The growing threat of catastrophic cyber attacks is transforming the cybersecurity industry from a business dominated by a handful of incumbents to a growing area driven by new entrants into the market.

Along with that expanding marketplace comes a pressing need for qualified cybersecurity professionals, federal statistics show.

Cyber crime can take a variety of forms, including identity theft, hacking, financial fraud, cyber bullying and even website defacement. For businesses, a hacked network can mean the loss of sensitive trade secrets or the personal information of customers.

A June 2014 report by the Center for Strategic and International Studies (CSIS) estimated that cyber crime costs the world economy more than $455 billion each year, a number that equals about 1% of global income. The losses come in the form of missed opportunities, the theft of intellectual property and sensitive business information, and the costs associated with trying to secure networks.

Recent examples of Internet-based intrusions involving North American retailers are numerous. Since late 2013, Target, Michaels, Neiman Marcus, Albertsons, Supervalu and Home Depot have reported major network hacks – cyber attacks that exposed the credit card numbers and other personal information of millions of customers.

Additionally, a Russian crime ring has been implicated in the theft of more than 1 billion usernames and passwords along with 500 million email addresses.
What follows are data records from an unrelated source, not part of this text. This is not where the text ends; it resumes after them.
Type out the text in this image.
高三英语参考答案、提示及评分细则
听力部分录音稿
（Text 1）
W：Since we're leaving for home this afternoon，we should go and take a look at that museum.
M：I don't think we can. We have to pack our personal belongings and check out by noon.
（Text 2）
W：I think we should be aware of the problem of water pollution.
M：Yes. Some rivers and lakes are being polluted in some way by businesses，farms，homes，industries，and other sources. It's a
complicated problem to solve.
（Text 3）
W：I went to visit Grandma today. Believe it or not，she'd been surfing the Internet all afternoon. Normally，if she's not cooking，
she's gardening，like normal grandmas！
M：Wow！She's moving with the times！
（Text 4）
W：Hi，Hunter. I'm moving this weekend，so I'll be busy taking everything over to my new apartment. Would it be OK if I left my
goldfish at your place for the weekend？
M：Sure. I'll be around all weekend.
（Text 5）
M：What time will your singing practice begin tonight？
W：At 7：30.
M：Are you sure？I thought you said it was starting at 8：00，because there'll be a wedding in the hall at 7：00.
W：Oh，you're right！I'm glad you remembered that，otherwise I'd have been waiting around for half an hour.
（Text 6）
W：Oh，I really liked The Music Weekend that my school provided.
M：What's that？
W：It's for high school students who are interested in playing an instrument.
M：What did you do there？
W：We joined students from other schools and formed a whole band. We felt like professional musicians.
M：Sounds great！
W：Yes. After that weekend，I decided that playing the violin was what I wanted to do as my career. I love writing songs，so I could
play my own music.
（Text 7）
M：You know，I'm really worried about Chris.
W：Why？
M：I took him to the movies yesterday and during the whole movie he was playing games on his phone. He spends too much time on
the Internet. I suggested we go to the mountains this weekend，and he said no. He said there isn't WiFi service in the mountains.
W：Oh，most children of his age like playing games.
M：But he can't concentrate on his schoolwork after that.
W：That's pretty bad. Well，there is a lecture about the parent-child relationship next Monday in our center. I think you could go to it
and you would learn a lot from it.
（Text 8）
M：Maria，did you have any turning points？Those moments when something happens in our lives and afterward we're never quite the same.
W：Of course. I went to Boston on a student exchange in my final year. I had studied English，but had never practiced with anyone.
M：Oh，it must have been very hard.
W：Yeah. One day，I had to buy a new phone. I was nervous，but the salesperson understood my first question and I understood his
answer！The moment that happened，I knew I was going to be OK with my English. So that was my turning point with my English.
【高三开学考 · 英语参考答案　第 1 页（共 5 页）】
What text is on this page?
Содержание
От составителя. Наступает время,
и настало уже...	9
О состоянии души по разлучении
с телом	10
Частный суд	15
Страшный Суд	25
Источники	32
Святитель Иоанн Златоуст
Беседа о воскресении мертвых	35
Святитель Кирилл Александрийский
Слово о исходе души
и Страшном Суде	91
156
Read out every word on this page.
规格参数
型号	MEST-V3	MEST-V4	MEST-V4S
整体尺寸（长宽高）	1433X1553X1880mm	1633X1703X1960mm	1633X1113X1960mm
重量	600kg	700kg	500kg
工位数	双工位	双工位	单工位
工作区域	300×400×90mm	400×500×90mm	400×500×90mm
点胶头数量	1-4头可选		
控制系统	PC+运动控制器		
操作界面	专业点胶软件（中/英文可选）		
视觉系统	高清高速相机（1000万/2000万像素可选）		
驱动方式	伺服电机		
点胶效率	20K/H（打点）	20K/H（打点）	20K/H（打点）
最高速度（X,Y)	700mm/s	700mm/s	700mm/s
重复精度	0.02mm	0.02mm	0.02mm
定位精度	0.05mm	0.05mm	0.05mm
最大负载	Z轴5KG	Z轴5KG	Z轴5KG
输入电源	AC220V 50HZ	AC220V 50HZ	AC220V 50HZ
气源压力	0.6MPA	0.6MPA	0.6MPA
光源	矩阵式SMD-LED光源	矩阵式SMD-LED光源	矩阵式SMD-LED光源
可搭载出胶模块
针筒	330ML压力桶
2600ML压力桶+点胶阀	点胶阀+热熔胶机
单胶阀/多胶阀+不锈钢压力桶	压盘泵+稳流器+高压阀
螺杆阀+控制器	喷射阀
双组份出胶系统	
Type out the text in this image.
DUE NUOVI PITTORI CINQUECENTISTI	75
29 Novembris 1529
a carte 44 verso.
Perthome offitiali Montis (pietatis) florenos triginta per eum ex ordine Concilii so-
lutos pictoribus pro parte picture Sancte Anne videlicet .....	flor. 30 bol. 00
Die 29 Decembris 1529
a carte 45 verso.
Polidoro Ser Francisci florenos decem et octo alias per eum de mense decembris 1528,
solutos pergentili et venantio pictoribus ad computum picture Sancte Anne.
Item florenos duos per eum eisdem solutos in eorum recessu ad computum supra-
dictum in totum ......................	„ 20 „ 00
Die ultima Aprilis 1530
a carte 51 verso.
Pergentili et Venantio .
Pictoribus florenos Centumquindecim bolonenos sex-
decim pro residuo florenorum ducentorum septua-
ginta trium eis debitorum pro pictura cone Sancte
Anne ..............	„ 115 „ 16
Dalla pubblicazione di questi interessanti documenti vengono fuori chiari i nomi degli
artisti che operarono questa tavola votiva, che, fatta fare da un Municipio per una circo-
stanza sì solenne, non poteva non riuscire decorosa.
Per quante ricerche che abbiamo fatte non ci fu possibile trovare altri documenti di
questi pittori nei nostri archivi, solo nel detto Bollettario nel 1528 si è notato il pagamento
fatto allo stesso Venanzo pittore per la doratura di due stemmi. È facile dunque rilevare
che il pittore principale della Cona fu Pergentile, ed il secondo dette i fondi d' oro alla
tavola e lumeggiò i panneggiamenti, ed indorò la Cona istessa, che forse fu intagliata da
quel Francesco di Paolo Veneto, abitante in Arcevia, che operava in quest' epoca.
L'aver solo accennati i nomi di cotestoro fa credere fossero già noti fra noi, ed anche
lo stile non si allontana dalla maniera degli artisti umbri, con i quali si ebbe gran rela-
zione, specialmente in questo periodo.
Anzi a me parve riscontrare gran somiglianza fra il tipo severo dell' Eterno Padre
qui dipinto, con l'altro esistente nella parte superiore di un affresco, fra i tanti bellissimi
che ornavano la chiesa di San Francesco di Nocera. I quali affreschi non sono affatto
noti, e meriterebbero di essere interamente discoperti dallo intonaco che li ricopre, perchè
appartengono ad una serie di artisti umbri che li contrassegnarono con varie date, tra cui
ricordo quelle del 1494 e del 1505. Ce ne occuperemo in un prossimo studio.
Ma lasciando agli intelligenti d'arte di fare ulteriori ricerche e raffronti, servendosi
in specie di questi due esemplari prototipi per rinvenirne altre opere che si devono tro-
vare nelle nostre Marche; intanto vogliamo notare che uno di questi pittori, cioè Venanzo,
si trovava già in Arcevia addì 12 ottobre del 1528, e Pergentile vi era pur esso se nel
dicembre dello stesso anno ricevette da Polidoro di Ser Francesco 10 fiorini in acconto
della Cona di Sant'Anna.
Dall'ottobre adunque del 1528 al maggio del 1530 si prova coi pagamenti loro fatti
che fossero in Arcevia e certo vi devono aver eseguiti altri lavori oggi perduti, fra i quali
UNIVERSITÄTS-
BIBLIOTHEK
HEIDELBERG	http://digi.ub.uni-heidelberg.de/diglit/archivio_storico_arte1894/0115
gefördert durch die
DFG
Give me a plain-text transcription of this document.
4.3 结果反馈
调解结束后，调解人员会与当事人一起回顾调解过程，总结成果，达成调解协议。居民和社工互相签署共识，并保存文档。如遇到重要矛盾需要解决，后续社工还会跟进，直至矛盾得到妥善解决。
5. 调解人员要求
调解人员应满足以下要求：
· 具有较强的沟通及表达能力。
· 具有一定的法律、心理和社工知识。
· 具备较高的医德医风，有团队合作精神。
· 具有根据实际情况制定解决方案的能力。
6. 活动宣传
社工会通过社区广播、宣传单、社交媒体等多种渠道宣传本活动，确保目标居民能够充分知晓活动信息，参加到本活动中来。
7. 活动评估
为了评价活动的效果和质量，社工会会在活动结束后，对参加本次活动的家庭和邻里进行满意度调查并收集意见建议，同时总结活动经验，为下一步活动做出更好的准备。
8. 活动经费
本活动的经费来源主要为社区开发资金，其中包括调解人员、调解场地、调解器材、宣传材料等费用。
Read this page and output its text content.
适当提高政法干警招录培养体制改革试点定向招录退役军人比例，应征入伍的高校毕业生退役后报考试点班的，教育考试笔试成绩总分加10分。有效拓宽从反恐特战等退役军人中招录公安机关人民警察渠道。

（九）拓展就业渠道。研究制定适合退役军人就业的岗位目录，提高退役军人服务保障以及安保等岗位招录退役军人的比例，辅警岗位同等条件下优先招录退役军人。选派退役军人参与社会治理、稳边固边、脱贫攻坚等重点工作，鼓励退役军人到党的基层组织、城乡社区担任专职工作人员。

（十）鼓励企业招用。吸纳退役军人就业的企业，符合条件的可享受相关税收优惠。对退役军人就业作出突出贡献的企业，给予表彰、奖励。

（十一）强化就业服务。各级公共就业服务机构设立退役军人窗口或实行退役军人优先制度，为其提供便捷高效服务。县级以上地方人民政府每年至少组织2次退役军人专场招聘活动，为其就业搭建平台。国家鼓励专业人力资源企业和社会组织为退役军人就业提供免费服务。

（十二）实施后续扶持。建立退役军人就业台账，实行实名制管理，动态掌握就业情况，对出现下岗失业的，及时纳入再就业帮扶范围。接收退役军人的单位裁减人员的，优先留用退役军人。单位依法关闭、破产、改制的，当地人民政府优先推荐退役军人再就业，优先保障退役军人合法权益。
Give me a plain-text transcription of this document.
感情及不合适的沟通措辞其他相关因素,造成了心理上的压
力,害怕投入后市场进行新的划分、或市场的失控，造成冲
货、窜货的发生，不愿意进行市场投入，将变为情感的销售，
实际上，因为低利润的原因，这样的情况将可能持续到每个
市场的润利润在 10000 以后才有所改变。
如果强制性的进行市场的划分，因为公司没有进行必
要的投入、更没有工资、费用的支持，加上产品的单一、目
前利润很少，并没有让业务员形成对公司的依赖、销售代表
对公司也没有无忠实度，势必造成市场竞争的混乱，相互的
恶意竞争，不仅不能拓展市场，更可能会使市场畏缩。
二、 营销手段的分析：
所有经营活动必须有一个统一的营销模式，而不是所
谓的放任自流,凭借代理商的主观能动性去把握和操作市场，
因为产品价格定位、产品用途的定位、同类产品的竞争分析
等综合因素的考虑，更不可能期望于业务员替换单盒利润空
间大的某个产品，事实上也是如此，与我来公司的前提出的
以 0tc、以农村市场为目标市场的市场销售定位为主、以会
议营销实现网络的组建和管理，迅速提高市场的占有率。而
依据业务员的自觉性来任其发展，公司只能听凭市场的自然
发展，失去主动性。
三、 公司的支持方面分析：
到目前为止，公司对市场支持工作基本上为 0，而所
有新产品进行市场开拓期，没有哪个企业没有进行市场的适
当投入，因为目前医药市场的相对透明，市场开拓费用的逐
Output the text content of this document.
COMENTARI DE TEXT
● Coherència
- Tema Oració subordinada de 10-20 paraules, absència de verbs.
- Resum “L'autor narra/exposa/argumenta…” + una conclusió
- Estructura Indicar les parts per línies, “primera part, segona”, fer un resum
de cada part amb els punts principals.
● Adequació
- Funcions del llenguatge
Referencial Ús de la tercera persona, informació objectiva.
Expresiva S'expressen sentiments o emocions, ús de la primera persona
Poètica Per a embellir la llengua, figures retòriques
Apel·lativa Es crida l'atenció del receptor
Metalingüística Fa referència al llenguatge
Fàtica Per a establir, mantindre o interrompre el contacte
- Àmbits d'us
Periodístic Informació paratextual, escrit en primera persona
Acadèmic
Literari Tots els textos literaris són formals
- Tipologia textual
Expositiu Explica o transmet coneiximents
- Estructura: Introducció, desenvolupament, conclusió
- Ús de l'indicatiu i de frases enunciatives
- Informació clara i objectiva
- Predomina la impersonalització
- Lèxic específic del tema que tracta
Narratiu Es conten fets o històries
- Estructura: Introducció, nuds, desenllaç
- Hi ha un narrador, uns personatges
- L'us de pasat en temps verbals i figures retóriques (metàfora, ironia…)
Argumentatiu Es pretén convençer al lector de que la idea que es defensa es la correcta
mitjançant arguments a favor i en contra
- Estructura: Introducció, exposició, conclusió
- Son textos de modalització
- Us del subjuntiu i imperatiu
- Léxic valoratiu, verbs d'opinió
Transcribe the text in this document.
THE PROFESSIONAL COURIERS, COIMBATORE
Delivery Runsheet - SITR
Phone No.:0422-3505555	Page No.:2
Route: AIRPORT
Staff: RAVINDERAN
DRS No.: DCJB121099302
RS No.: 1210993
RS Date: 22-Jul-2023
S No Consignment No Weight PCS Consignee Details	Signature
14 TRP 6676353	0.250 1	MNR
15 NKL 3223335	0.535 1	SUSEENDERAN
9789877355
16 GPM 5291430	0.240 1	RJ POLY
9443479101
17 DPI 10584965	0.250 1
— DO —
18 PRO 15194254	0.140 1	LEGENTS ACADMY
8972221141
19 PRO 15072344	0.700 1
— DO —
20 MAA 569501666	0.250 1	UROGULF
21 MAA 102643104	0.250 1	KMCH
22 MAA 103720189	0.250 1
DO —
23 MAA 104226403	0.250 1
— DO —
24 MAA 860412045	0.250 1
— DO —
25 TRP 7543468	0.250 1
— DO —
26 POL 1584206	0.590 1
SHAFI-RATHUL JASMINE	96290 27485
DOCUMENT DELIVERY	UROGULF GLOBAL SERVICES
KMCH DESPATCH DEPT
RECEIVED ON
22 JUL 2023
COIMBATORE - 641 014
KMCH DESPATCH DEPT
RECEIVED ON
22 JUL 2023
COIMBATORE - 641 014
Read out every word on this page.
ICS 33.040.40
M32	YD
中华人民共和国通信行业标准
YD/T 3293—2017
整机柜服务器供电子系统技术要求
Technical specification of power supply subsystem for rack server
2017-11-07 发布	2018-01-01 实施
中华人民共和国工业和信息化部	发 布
Cyber attacks of this nature are contributing to growing reports of identity theft. In 2013, ID theft complaints topped the Federal Trade Commission’s national ranking of consumer complaints, accounting for 14% of the more than 2 million complaints.

Cybersecurity Professionals in Demand

The rising anxiety over cyber attacks, coupled with the possibility of high-dollar losses, has created opportunity in the cybersecurity industry. Globally, companies are expected to spend more than $71 billion on information security measures in 2014, a number that’s projected to rise to about $77 billion the following year, the research firm Gartner reported in August 2014.

Spending on security software has also increased worldwide, with total revenue hitting almost $20 billion in 2013, according to Gartner. The top four vendors accounted for 39% of market share: Symantec, McAfee, IBM and Trend Micro.

As new companies enter the marketplace, they are helping create a burgeoning demand for employees skilled in protecting networks, such as information security analysts. Jobs in that field are expected to grow by 37% between 2012 and 2022, a rate that’s much faster than the national average of 11% for all occupations, according to the U.S. Bureau of Labor Statistics (BLS).

Employment opportunities should be particularly strong in the public sector, where government agencies will need cybersecurity professionals to guard against attacks on vital information technology systems. Healthcare companies also will need trained analysts to prevent the theft of patient information as medical providers shift to electronic health records, the BLS projects.

As of 2012, the median pay for information security analysts nationwide was $86,170 per year, with the top 10% earning more than $135,600, federal Department of Labor statistics show.

Research by other organizations also highlights the need for more cybersecurity professionals. In its 2014 Annual Security Report, Cisco estimated the global shortage of information security specialists would exceed 1 million this year.

A June 2014 study by the RAND Corporation, meanwhile, found that demand has outpaced supply since 2007, when hacks and other cyber attacks began growing in scope and intensity.

“Shortages of this nature complicate securing the nation’s networks and may leave the United States ill-prepared to carry out conflict in cyberspace,” noted the study, Hackers Wanted: An Examination of the Cybersecurity Labor Market.